Passend zum Thema Sicherheitsbewertungen: Viele Arbeitgeber unterschätzen, welche Anforderungen Aufsichtsbehörden an eine Gefährdungsbeurteilung stellen – besonders bei kollaborativen Applikationen. Ein kostenloser Leitfaden mit praxiserprobten Vorlagen, Risikomatrix und Checklisten zeigt Schritt für Schritt, wie Sie rechtssichere Gefährdungsbeurteilungen erstellen, die Prüfungen bestehen und Zeit sparen. Ideal für Sifas und Verantwortliche in KMU, auch im Remote‑Beratungsbetrieb. Jetzt Gefährdungsbeurteilung‑Vorlagen & Checklisten herunterladen
Die neuen Regelungen erweitern zudem den Expertenkreis. Künftig können auch Fachleute aus Arbeitspsychologie und Ergonomie als Sifas anerkannt werden. Das ist besonders für Cobot-Anwendungen relevant, wo die menschliche Interaktion mit dem Roboter ein zentrales Sicherheitsthema ist.
Streitfall Sicherheitsbeauftragte
Während die Digitalisierung voranschreitet, könnte eine andere Säule der betrieblichen Sicherheit wegbrechen. Wie das Nachrichtenmagazin Der Spiegel am 30. Dezember 2025 berichtete, plant die Ampelkoalition, kleine Unternehmen von der Pflicht zur Bestellung eines Sicherheitsbeauftragten zu befreien. Das Vorhaben ist Teil eines Bürokratieentlastungsgesetzes und hoch umstritten.
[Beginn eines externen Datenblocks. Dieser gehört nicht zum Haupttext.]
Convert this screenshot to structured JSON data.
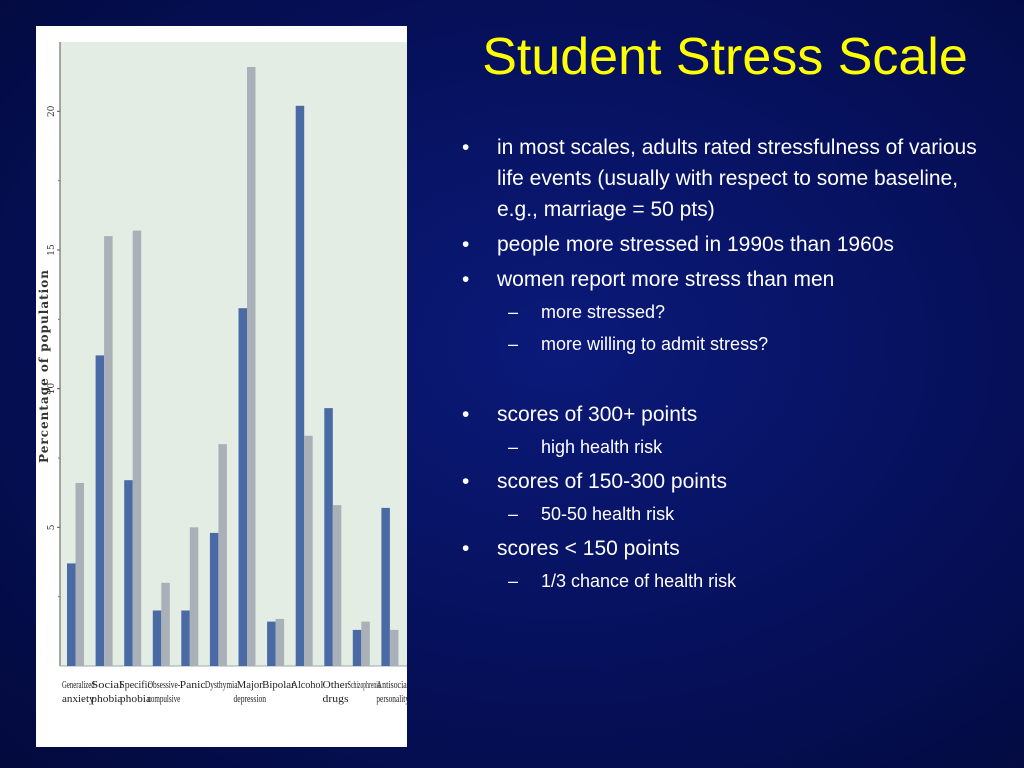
{
  "slide": {
    "title": "Student Stress Scale",
    "bullets": [
      {
        "level": 1,
        "text": "in most scales, adults rated stressfulness of various life events (usually with respect to some baseline, e.g., marriage = 50 pts)"
      },
      {
        "level": 1,
        "text": "people more stressed in 1990s than 1960s"
      },
      {
        "level": 1,
        "text": "women report more stress than men"
      },
      {
        "level": 2,
        "text": "more stressed?"
      },
      {
        "level": 2,
        "text": "more willing to admit stress?"
      },
      {
        "level": 0,
        "text": ""
      },
      {
        "level": 1,
        "text": "scores of 300+ points"
      },
      {
        "level": 2,
        "text": "high health risk"
      },
      {
        "level": 1,
        "text": "scores of 150-300 points"
      },
      {
        "level": 2,
        "text": "50-50 health risk"
      },
      {
        "level": 1,
        "text": "scores < 150 points"
      },
      {
        "level": 2,
        "text": "1/3 chance of health risk"
      }
    ],
    "bullet_marks": {
      "level1": "•",
      "level2": "–"
    }
  },
  "colors": {
    "series_a": "#4a6aa6",
    "series_b": "#aab0b8",
    "plot_bg": "#e4ede4",
    "title": "#ffff00",
    "text": "#ffffff"
  },
  "chart_data": {
    "type": "bar",
    "title": "",
    "xlabel": "",
    "ylabel": "Percentage of population",
    "ylim": [
      0,
      22.5
    ],
    "yticks": [
      "5",
      "10",
      "15",
      "20"
    ],
    "grid": false,
    "legend": "none",
    "categories": [
      [
        "Generalized",
        "anxiety"
      ],
      [
        "Social",
        "phobia"
      ],
      [
        "Specific",
        "phobia"
      ],
      [
        "Obsessive-",
        "compulsive"
      ],
      [
        "Panic"
      ],
      [
        "Dysthymia"
      ],
      [
        "Major",
        "depression"
      ],
      [
        "Bipolar"
      ],
      [
        "Alcohol"
      ],
      [
        "Other",
        "drugs"
      ],
      [
        "Schizophrenia"
      ],
      [
        "Antisocial",
        "personality"
      ]
    ],
    "series": [
      {
        "values": [
          3.7,
          11.2,
          6.7,
          2.0,
          2.0,
          4.8,
          12.9,
          1.6,
          20.2,
          9.3,
          1.3,
          5.7
        ]
      },
      {
        "values": [
          6.6,
          15.5,
          15.7,
          3.0,
          5.0,
          8.0,
          21.6,
          1.7,
          8.3,
          5.8,
          1.6,
          1.3
        ]
      }
    ]
  }
}
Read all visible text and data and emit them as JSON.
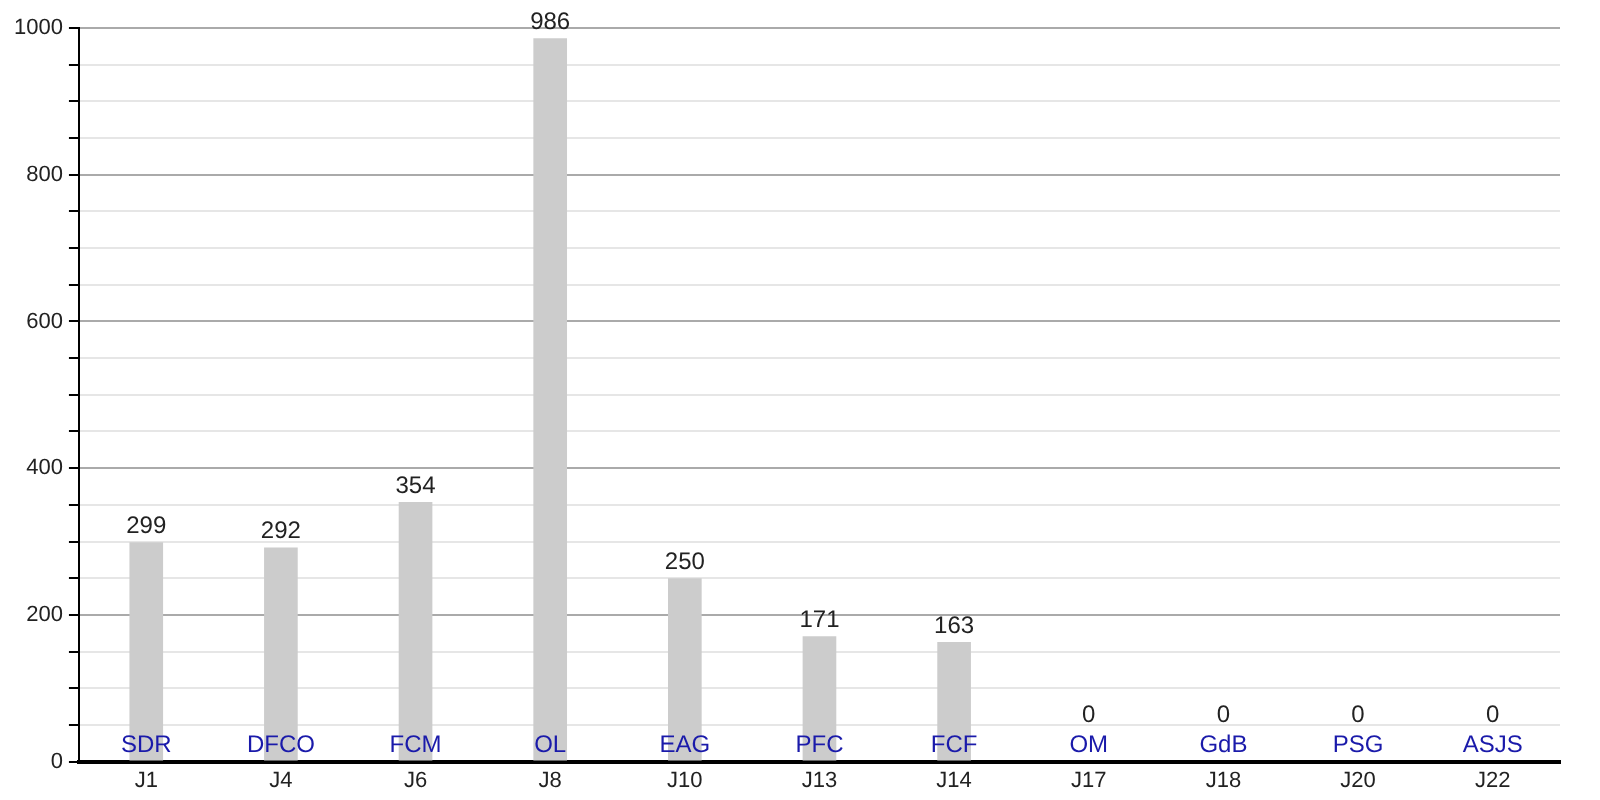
{
  "chart_data": {
    "type": "bar",
    "categories": [
      "J1",
      "J4",
      "J6",
      "J8",
      "J10",
      "J13",
      "J14",
      "J17",
      "J18",
      "J20",
      "J22"
    ],
    "values": [
      299,
      292,
      354,
      986,
      250,
      171,
      163,
      0,
      0,
      0,
      0
    ],
    "color": "#cccccc",
    "ylim": [
      0,
      1000
    ],
    "yticks": [
      0,
      {
        "value": 50,
        "label": null
      },
      {
        "value": 100,
        "label": null
      },
      {
        "value": 150,
        "label": null
      },
      200,
      {
        "value": 250,
        "label": null
      },
      {
        "value": 300,
        "label": null
      },
      {
        "value": 350,
        "label": null
      },
      400,
      {
        "value": 450,
        "label": null
      },
      {
        "value": 500,
        "label": null
      },
      {
        "value": 550,
        "label": null
      },
      600,
      {
        "value": 650,
        "label": null
      },
      {
        "value": 700,
        "label": null
      },
      {
        "value": 750,
        "label": null
      },
      800,
      {
        "value": 850,
        "label": null
      },
      {
        "value": 900,
        "label": null
      },
      {
        "value": 950,
        "label": null
      },
      1000
    ],
    "grid": "y",
    "data_labels": true,
    "annotations": [
      {
        "text": "SDR",
        "x": "J1",
        "y": 0
      },
      {
        "text": "DFCO",
        "x": "J4",
        "y": 0
      },
      {
        "text": "FCM",
        "x": "J6",
        "y": 0
      },
      {
        "text": "OL",
        "x": "J8",
        "y": 0
      },
      {
        "text": "EAG",
        "x": "J10",
        "y": 0
      },
      {
        "text": "PFC",
        "x": "J13",
        "y": 0
      },
      {
        "text": "FCF",
        "x": "J14",
        "y": 0
      },
      {
        "text": "OM",
        "x": "J17",
        "y": 0
      },
      {
        "text": "GdB",
        "x": "J18",
        "y": 0
      },
      {
        "text": "PSG",
        "x": "J20",
        "y": 0
      },
      {
        "text": "ASJS",
        "x": "J22",
        "y": 0
      }
    ]
  }
}
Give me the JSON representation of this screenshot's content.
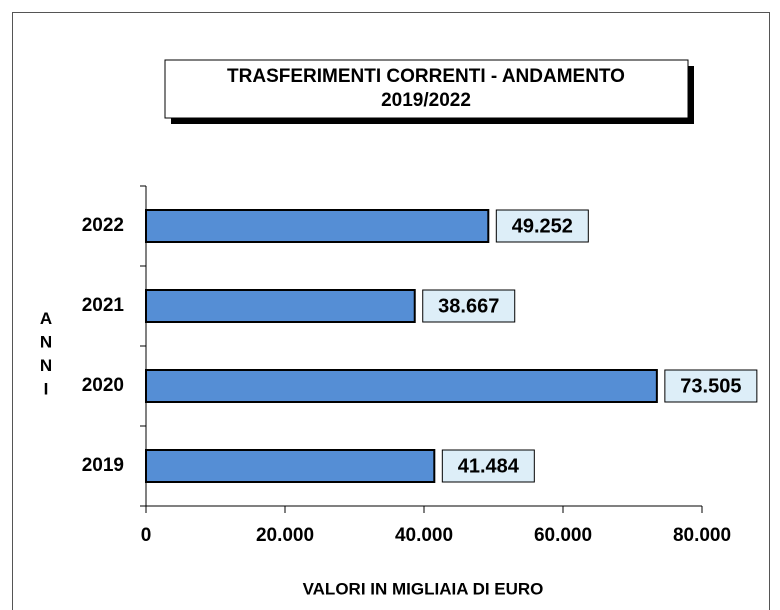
{
  "chart_data": {
    "type": "bar",
    "orientation": "horizontal",
    "title": [
      "TRASFERIMENTI  CORRENTI - ANDAMENTO",
      "2019/2022"
    ],
    "x_label": "VALORI IN MIGLIAIA DI EURO",
    "y_label": "ANNI",
    "categories": [
      "2019",
      "2020",
      "2021",
      "2022"
    ],
    "values": [
      41484,
      73505,
      38667,
      49252
    ],
    "value_labels": [
      "41.484",
      "73.505",
      "38.667",
      "49.252"
    ],
    "color": "#558ed5",
    "xlim": [
      0,
      80000
    ],
    "xticks": [
      0,
      {
        "value": 20000,
        "label": "20.000"
      },
      {
        "value": 40000,
        "label": "40.000"
      },
      {
        "value": 60000,
        "label": "60.000"
      },
      {
        "value": 80000,
        "label": "80.000"
      }
    ],
    "grid": false
  }
}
Was bedeutet das für die Unterweisungspflicht? Die Folgen wären gravierend, besonders in kleinen Betrieben, die oft Cobots einsetzen. Der Sicherheitsbeauftragte fungiert als Multiplikator und beobachtet das tägliche Verhalten. Fehlt diese Person, liegt die Last der detaillierten Sicherheitsunterweisung allein beim Unternehmer. Informelle Korrekturen – etwa wenn ein Mitarbeiter in den Arbeitsraum des Cobots greift – entfallen.
Gewerkschaften und Sicherheitsexperten warnen vor einem Anstieg von Arbeitsunfällen. Bei Cobots sei die Gefahr der Sorglosigkeit besonders groß. Der Sicherheitsbeauftragte war oft die Instanz, die darauf achtete, dass Geschwindigkeitsbegrenzungen eingehalten und Greifer nicht eigenmächtig modifiziert wurden. Fällt diese Kontrolle weg, muss die formale Unterweisung deutlich umfangreicher und häufiger sein.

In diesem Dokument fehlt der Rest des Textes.